Another early entrant into the NMTC is the Healthcare Information and Management Systems Society, or HIMSS, which will be taking another anchor-tenant slot. According to its officials, the organization sees Nashville as a viable outpost for its operations, and the center as good fit for its current and future efforts.
“HIMSS has business offices in Washington, Ann Arbor, Brussels, Leipzig and Singapore. However, the Nashville Medical Trade Center would be the first permanent facility where HIMSS would present healthcare information technology products, demonstrating their use and capabilities,” says H. Stephen Lieber, president and CEO of HIMSS.
“HIMSS presents this type of technology showcase at its major educational venues around the globe, but those are all temporary demonstrations.
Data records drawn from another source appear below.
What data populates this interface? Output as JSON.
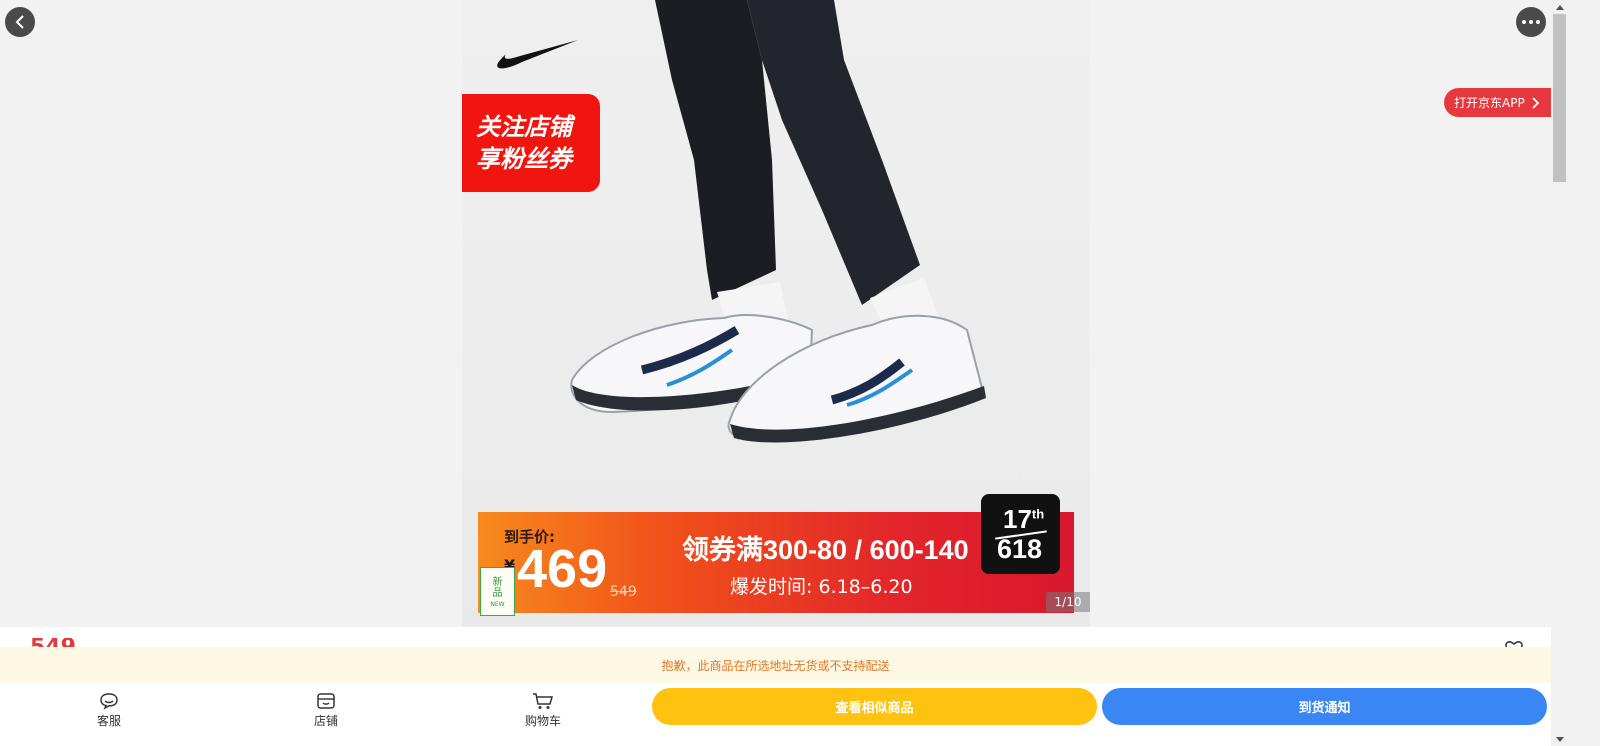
{
  "top_bar": {
    "open_app_label": "打开京东APP",
    "back_icon": "chevron-left-icon",
    "more_icon": "more-dots-icon"
  },
  "hero": {
    "follow_badge_line1": "关注店铺",
    "follow_badge_line2": "享粉丝券",
    "banner_label": "到手价:",
    "banner_currency": "¥",
    "banner_price": "469",
    "banner_original_price": "549",
    "banner_coupon": "领券满300-80 / 600-140",
    "banner_time": "爆发时间: 6.18–6.20",
    "event_badge_line1": "17",
    "event_badge_sup": "th",
    "event_badge_line2": "618",
    "new_badge_cn1": "新",
    "new_badge_cn2": "品",
    "new_badge_en": "NEW",
    "page_indicator": "1/10"
  },
  "detail": {
    "price_peek": "549"
  },
  "notice": {
    "text": "抱歉，此商品在所选地址无货或不支持配送"
  },
  "bottom_bar": {
    "service_label": "客服",
    "shop_label": "店铺",
    "cart_label": "购物车",
    "similar_button": "查看相似商品",
    "notify_button": "到货通知"
  },
  "colors": {
    "brand_red": "#e6393f",
    "similar_yellow": "#ffc20e",
    "notify_blue": "#3a86f5",
    "notice_bg": "#fcf8e3",
    "notice_text": "#e0782a"
  }
}
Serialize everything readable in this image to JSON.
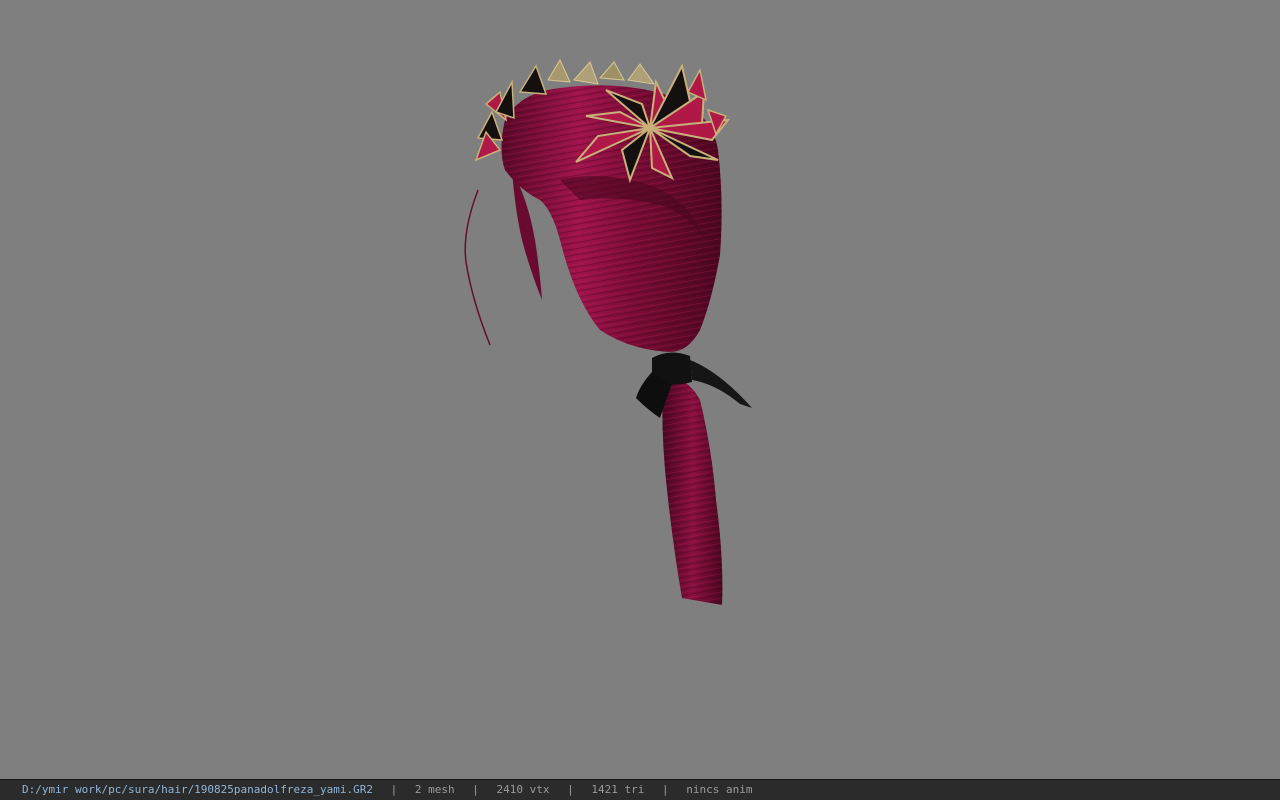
{
  "viewer": {
    "background_color": "#7f7f7f",
    "model_subject": "hair-model"
  },
  "status_bar": {
    "file_path": "D:/ymir work/pc/sura/hair/190825panadolfreza_yami.GR2",
    "separator": "|",
    "mesh_count": "2 mesh",
    "vertex_count": "2410 vtx",
    "triangle_count": "1421 tri",
    "animation": "nincs anim"
  },
  "colors": {
    "hair": "#8a1040",
    "hair_highlight": "#c02062",
    "hair_shadow": "#4a0620",
    "ribbon": "#111111",
    "gold": "#c8b078",
    "petal_red": "#b01848",
    "petal_black": "#141010"
  }
}
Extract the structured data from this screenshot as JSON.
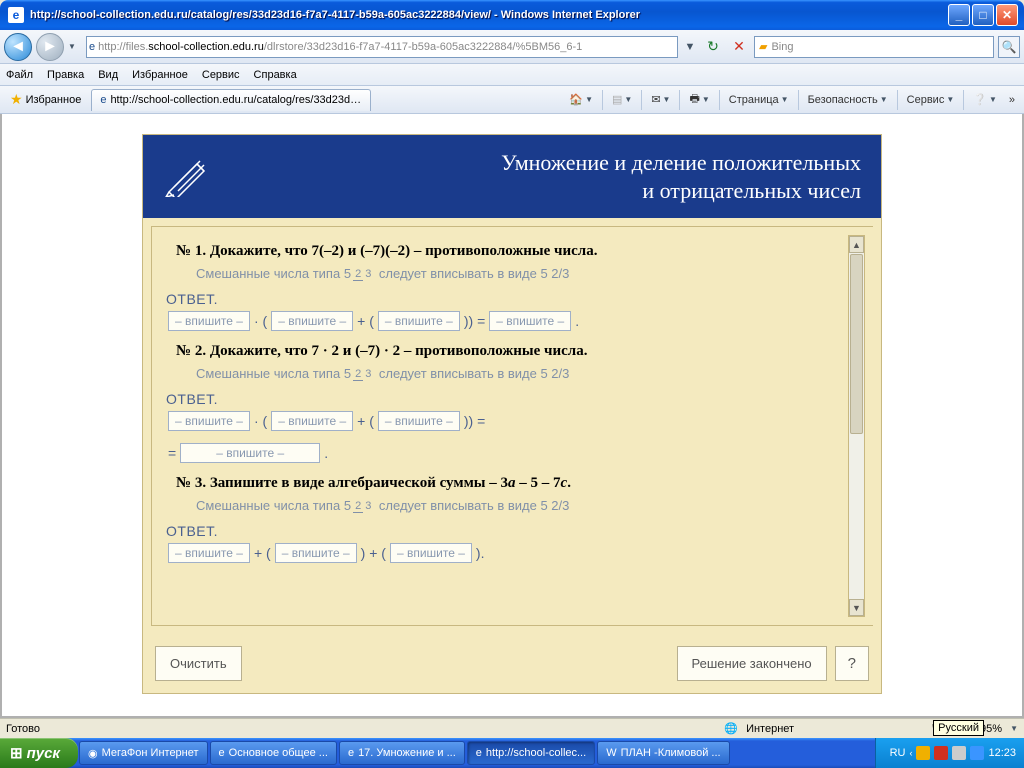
{
  "window": {
    "title": "http://school-collection.edu.ru/catalog/res/33d23d16-f7a7-4117-b59a-605ac3222884/view/ - Windows Internet Explorer"
  },
  "address": {
    "prefix": "http://files.",
    "host": "school-collection.edu.ru",
    "path": "/dlrstore/33d23d16-f7a7-4117-b59a-605ac3222884/%5BM56_6-1"
  },
  "search": {
    "provider": "Bing"
  },
  "menu": {
    "file": "Файл",
    "edit": "Правка",
    "view": "Вид",
    "fav": "Избранное",
    "tools": "Сервис",
    "help": "Справка"
  },
  "favbar": {
    "label": "Избранное",
    "tab": "http://school-collection.edu.ru/catalog/res/33d23d16..."
  },
  "cmd": {
    "page": "Страница",
    "safety": "Безопасность",
    "service": "Сервис"
  },
  "lesson": {
    "title1": "Умножение и деление положительных",
    "title2": "и отрицательных чисел",
    "hint_pre": "Смешанные числа типа 5",
    "hint_num": "2",
    "hint_den": "3",
    "hint_post": " следует вписывать в виде  5 2/3",
    "answer": "ОТВЕТ.",
    "placeholder": "– впишите –",
    "p1": "№ 1. Докажите, что 7(–2) и (–7)(–2) – противоположные числа.",
    "p2": "№ 2. Докажите, что 7 · 2 и (–7) · 2 – противоположные числа.",
    "p3_a": "№ 3. Запишите в виде алгебраической суммы – 3",
    "p3_b": "a",
    "p3_c": " – 5 – 7",
    "p3_d": "c",
    "p3_e": ".",
    "clear": "Очистить",
    "done": "Решение закончено",
    "help": "?"
  },
  "status": {
    "ready": "Готово",
    "zone": "Интернет",
    "zoom": "95%"
  },
  "lang_tooltip": "Русский",
  "taskbar": {
    "start": "пуск",
    "items": [
      "МегаФон Интернет",
      "Основное общее ...",
      "17. Умножение и ...",
      "http://school-collec...",
      "ПЛАН -Климовой ..."
    ],
    "lang": "RU",
    "clock": "12:23"
  }
}
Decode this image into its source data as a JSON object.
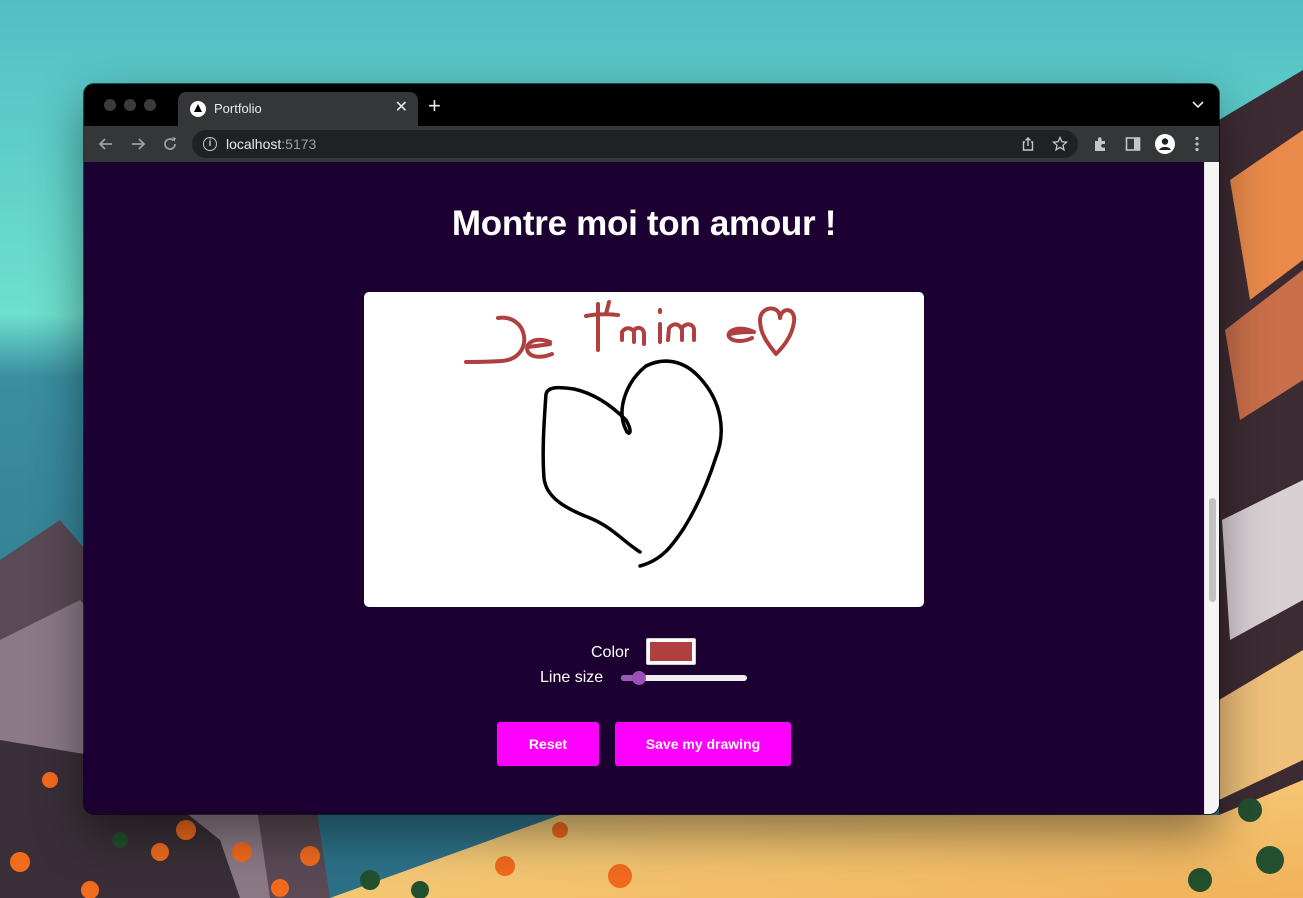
{
  "browser": {
    "tab_title": "Portfolio",
    "tab_close_glyph": "✕",
    "new_tab_glyph": "+",
    "url_host": "localhost",
    "url_port": ":5173"
  },
  "page": {
    "heading": "Montre moi ton amour !",
    "color_label": "Color",
    "color_value": "#b04040",
    "line_size_label": "Line size",
    "line_size_fraction": 0.1,
    "reset_label": "Reset",
    "save_label": "Save my drawing"
  },
  "colors": {
    "page_background": "#1c0032",
    "button_background": "#ff00ff",
    "drawing_black": "#000000",
    "drawing_red": "#b04040"
  }
}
Locating in the Nashville Medical Trade Center will provide an excellent opportunity for visitors to the center to see the best information technology available today, from multiple companies and in one place.”
The permanent showcase also will be of benefit to health information technology companies by providing an ongoing, permanent laboratory to continuously test their products’ compatibility with other companies’ products,” Lieber adds.
To date, government and trade organizations in more than 10 countries have expressed interest in the center, according to Market Center Management, which says that the center will draw at least 160,000 industry visitors annually.
And the company is being aided in its push by the Nashville Convention & Visitors Bureau, which sees the center as a natural extension of the Music City Center, says Butch Spyridon, president.
“We talk to them regularly, and are anxious for the center to be confirmed,” Spyridon says. “It opens up a whole new area of meetings for us. It’s a new property that we don’t have to run, just sell. It fills room nights; it keeps a consistent, year-round flow of business coming in and has some clients and leases that have indicated they would bring meetings. There’s definitely some synergy between us, and we see them being there as a big advantage for Nashville.”
The center also can count on the Tennessee Hospitality Association to do its part.
“It’s a win-win situation for us, because it brings in a very upper-end traveler, as well as many international travelers that will help all the hotels,” says Greg Adkins, the THA’s chief executive officer. “It will help the Downtown Renaissance Hotel, which is connected to it, as well as all the other properties in the area.”